New head chef Vikas Khanna, whom Mr. Ramsay tapped to head up the kitchen, personally presented a plate of ginger-infused lamb chops with blueberry chutney, which, despite my dining companion’s visual aversion—and a serving size nearly as skimpy as her tiny tandoori shrimps—proved surprisingly flavorful.
The hostess, meanwhile, spent most of the hour perched at her stand, staring blankly out at the street.
Passing by later around 10 p.m., every table was empty.
The near total lack of Friday-night patronage even fell short of Mr. Hyde’s own slim predictions—a far cry from the “sought-after venue” Mr. Ramsay attempts to create, according to the show’s casting notice, which is included in court records.
To be fair, Dillons—er, Purnima—was in pretty bad shape before Mr. Ramsay arrived, Mr. Hyde admitted.
After years of serving Irish-style fare—“hamburgers, steak, shepherd’s pie, fish ’n’ chips,” he said—management decided last October to shake things up, hiring an outside consultant to help remake the place into an Indian-style eatery. “New chefs were brought in, new menus,” Mr. Hyde said.
The changes, he alleged, only chased away Dillons’ regulars, and few new customers have shown up to replace them. The consultant, as well as three chefs, were fired just days before Mr.

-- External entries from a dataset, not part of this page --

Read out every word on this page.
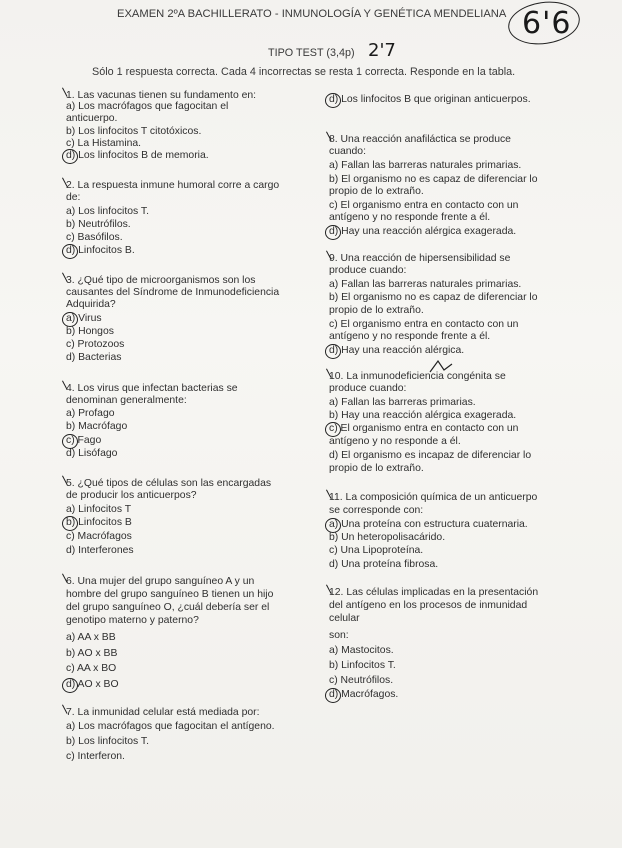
EXAMEN 2ºA BACHILLERATO - INMUNOLOGÍA Y GENÉTICA MENDELIANA 6'6
TIPO TEST (3,4p) 2'7
Sólo 1 respuesta correcta. Cada 4 incorrectas se resta 1 correcta. Responde en la tabla.
1. Las vacunas tienen su fundamento en:
a) Los macrófagos que fagocitan el
anticuerpo.
b) Los linfocitos T citotóxicos.
c) La Histamina.
d) Los linfocitos B de memoria.
2. La respuesta inmune humoral corre a cargo
de:
a) Los linfocitos T.
b) Neutrófilos.
c) Basófilos.
d) Linfocitos B.
3. ¿Qué tipo de microorganismos son los
causantes del Síndrome de Inmunodeficiencia
Adquirida?
a) Virus
b) Hongos
c) Protozoos
d) Bacterias
4. Los virus que infectan bacterias se
denominan generalmente:
a) Profago
b) Macrófago
c) Fago
d) Lisófago
5. ¿Qué tipos de células son las encargadas
de producir los anticuerpos?
a) Linfocitos T
b) Linfocitos B
c) Macrófagos
d) Interferones
6. Una mujer del grupo sanguíneo A y un
hombre del grupo sanguíneo B tienen un hijo
del grupo sanguíneo O, ¿cuál debería ser el
genotipo materno y paterno?
a) AA x BB
b) AO x BB
c) AA x BO
d) AO x BO
7. La inmunidad celular está mediada por:
a) Los macrófagos que fagocitan el antígeno.
b) Los linfocitos T.
c) Interferon.
d) Los linfocitos B que originan anticuerpos.
8. Una reacción anafiláctica se produce
cuando:
a) Fallan las barreras naturales primarias.
b) El organismo no es capaz de diferenciar lo
propio de lo extraño.
c) El organismo entra en contacto con un
antígeno y no responde frente a él.
d) Hay una reacción alérgica exagerada.
9. Una reacción de hipersensibilidad se
produce cuando:
a) Fallan las barreras naturales primarias.
b) El organismo no es capaz de diferenciar lo
propio de lo extraño.
c) El organismo entra en contacto con un
antígeno y no responde frente a él.
d) Hay una reacción alérgica.
10. La inmunodeficiencia congénita se
produce cuando:
a) Fallan las barreras primarias.
b) Hay una reacción alérgica exagerada.
c) El organismo entra en contacto con un
antígeno y no responde a él.
d) El organismo es incapaz de diferenciar lo
propio de lo extraño.
11. La composición química de un anticuerpo
se corresponde con:
a) Una proteína con estructura cuaternaria.
b) Un heteropolisacárido.
c) Una Lipoproteína.
d) Una proteína fibrosa.
12. Las células implicadas en la presentación
del antígeno en los procesos de inmunidad
celular
son:
a) Mastocitos.
b) Linfocitos T.
c) Neutrófilos.
d) Macrófagos.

Ramsay’s arrival.
Ironically, it was Mr. Hyde who practically begged ownership to enlist the help of Mr. Ramsay and his cameras in the first place. “I was naïve,” he said. “I’m thinking, ‘Hallejuah! Gordon Ramsay is gonna come in and save the day!’”
“As bad as it was, it was never this bad,” added Mr. Hyde, who is now looking for a new job.
“When the show airs—if it airs—in September, that’s when there will be a lot more things going on,” said the restaurant’s publicist, Amy Krakow.
“I’d like to see it air,” Ms. Krakow added. “I’m sitting here with a chef and a restaurant and an owner who don’t have enough people in there. I’d like to see it air soon so people can come in and taste the food.”